Do nadziewania użyłam powidła śliwkowe z migdałami firmy Orzech

Wykonanie:
W garnku umieścić miód, cukier i masło. Podgrzewać, aby masło i cukier się rozpuściły, wystudzić.
Do miski wsypać mąkę, sodę oczyszczoną, sól, przyprawę do piernika, wbić całe jajka, wlać mleko i przestudzony miód z masłem i cukrem z garnka. Wszystko razem dobrze wymieszać.
Ciasto przełożyć do naczynia szklanego lub emaliowanego. Przykryć folią spożywczą lub ścierką i odstawić do lodówki lub innego zimnego miejsca na 5-6 tygodni.
Ciasto na te pierniki można przygotować dzień wcześniej i wstawić na całą noc do lodówki.

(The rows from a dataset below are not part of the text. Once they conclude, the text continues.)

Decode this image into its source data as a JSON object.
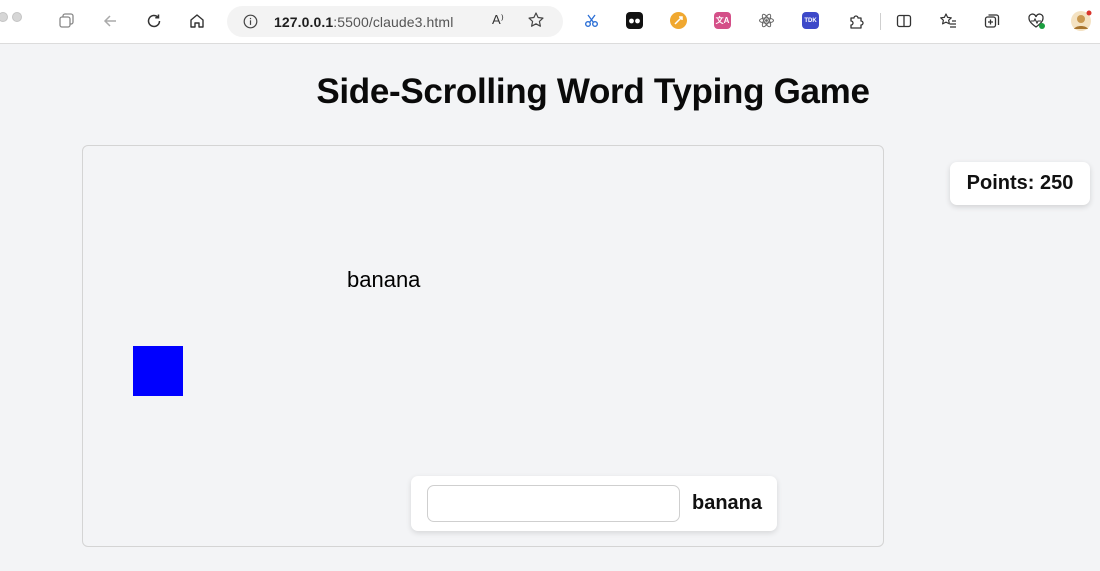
{
  "browser": {
    "url_host": "127.0.0.1",
    "url_rest": ":5500/claude3.html",
    "read_aloud_label": "A⁾",
    "extensions": [
      {
        "name": "scissors-extension-icon",
        "color": "#2b6fd6",
        "text": "✂"
      },
      {
        "name": "glasses-extension-icon",
        "color": "#111111",
        "text": ""
      },
      {
        "name": "orange-extension-icon",
        "color": "#f0a830",
        "text": ""
      },
      {
        "name": "translate-extension-icon",
        "color": "#d44f88",
        "text": "文A"
      },
      {
        "name": "atom-extension-icon",
        "color": "#6a6a6a",
        "text": ""
      },
      {
        "name": "tdk-extension-icon",
        "color": "#3d49c9",
        "text": "TDK"
      }
    ]
  },
  "page": {
    "title": "Side-Scrolling Word Typing Game"
  },
  "game": {
    "falling_word": "banana",
    "input": {
      "value": "",
      "placeholder": ""
    },
    "target_word": "banana",
    "points_label": "Points: 250",
    "player_color": "#0000ff"
  }
}
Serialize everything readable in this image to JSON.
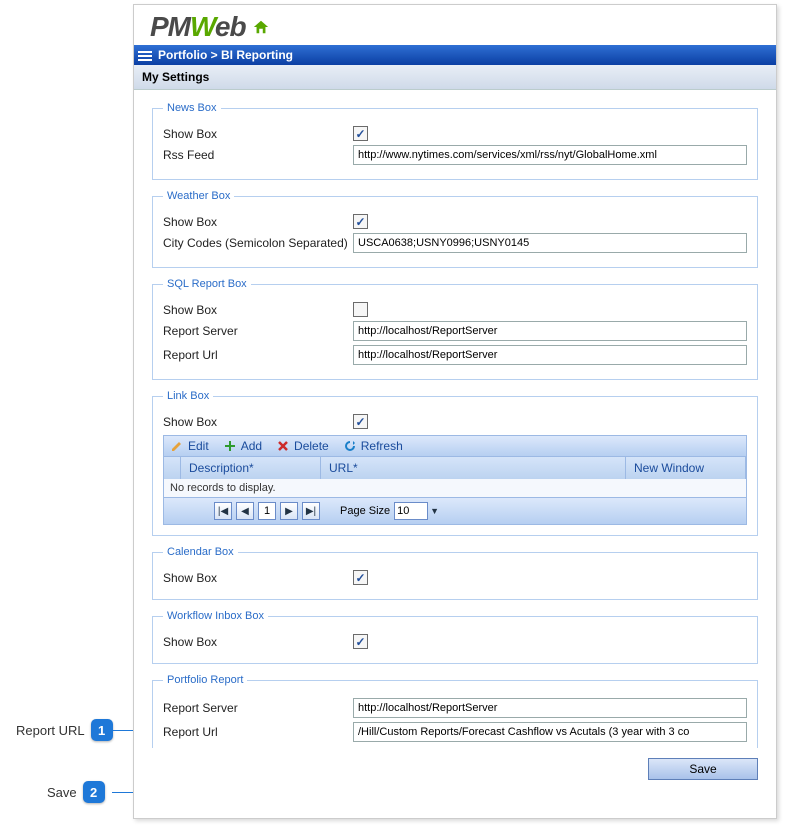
{
  "logo": {
    "pm": "PM",
    "w": "W",
    "eb": "eb"
  },
  "breadcrumb": "Portfolio > BI Reporting",
  "subheader": "My Settings",
  "boxes": {
    "news": {
      "legend": "News Box",
      "show_label": "Show Box",
      "show_checked": true,
      "rss_label": "Rss Feed",
      "rss_value": "http://www.nytimes.com/services/xml/rss/nyt/GlobalHome.xml"
    },
    "weather": {
      "legend": "Weather Box",
      "show_label": "Show Box",
      "show_checked": true,
      "codes_label": "City Codes (Semicolon Separated)",
      "codes_value": "USCA0638;USNY0996;USNY0145"
    },
    "sql": {
      "legend": "SQL Report Box",
      "show_label": "Show Box",
      "show_checked": false,
      "server_label": "Report Server",
      "server_value": "http://localhost/ReportServer",
      "url_label": "Report Url",
      "url_value": "http://localhost/ReportServer"
    },
    "link": {
      "legend": "Link Box",
      "show_label": "Show Box",
      "show_checked": true,
      "toolbar": {
        "edit": "Edit",
        "add": "Add",
        "delete": "Delete",
        "refresh": "Refresh"
      },
      "columns": {
        "desc": "Description*",
        "url": "URL*",
        "neww": "New Window"
      },
      "empty": "No records to display.",
      "pager": {
        "page": "1",
        "size_label": "Page Size",
        "size": "10"
      }
    },
    "calendar": {
      "legend": "Calendar Box",
      "show_label": "Show Box",
      "show_checked": true
    },
    "workflow": {
      "legend": "Workflow Inbox Box",
      "show_label": "Show Box",
      "show_checked": true
    },
    "portfolio": {
      "legend": "Portfolio Report",
      "server_label": "Report Server",
      "server_value": "http://localhost/ReportServer",
      "url_label": "Report Url",
      "url_value": "/Hill/Custom Reports/Forecast Cashflow vs Acutals (3 year with 3 co"
    }
  },
  "save_label": "Save",
  "callouts": {
    "c1": {
      "label": "Report URL",
      "num": "1"
    },
    "c2": {
      "label": "Save",
      "num": "2"
    }
  }
}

Ciasto rozwałkować bardzo cienko na stolnicy lekko podsypanej mąką (rozwałkowuję na grubość 0,5 mm, ponieważ ciasto bardzo mocno rośnie). Foremkami do ciastek wykrawać kształty (u mnie były to gwiazdki i serca). Na połowie wyciętych ciastek, na środku położyć odrobinę powideł śliwkowych. Na wierzch położyć drugie wycięte ciastko i brzegi lekko docisnąć. Piec w temperaturze 170'C około 10-12 minut.
Wystudzone pierniczki polukrowałam lukrem wykonanym z cukru pudru i wody, a gdy ta stwardniała wykonałam wzorki z rozpuszczonej mlecznej czekolady.









3 komentarze:

  1. Czy na drugi dzień nie robią się twarde ?

    OdpowiedzUsuń
    Odpowiedzi
    1. Dziś jadłam i są jeszcze lepsze niż wczoraj 😉 obawiam się, że na święta będę musiała upiec jeszcze jedną porcję 🤪

      Usuń

Dziękuję za każdy pozostawiony komentarz :)
Na wszelkie pytania postaram się odpowiedzieć jak najszybciej :)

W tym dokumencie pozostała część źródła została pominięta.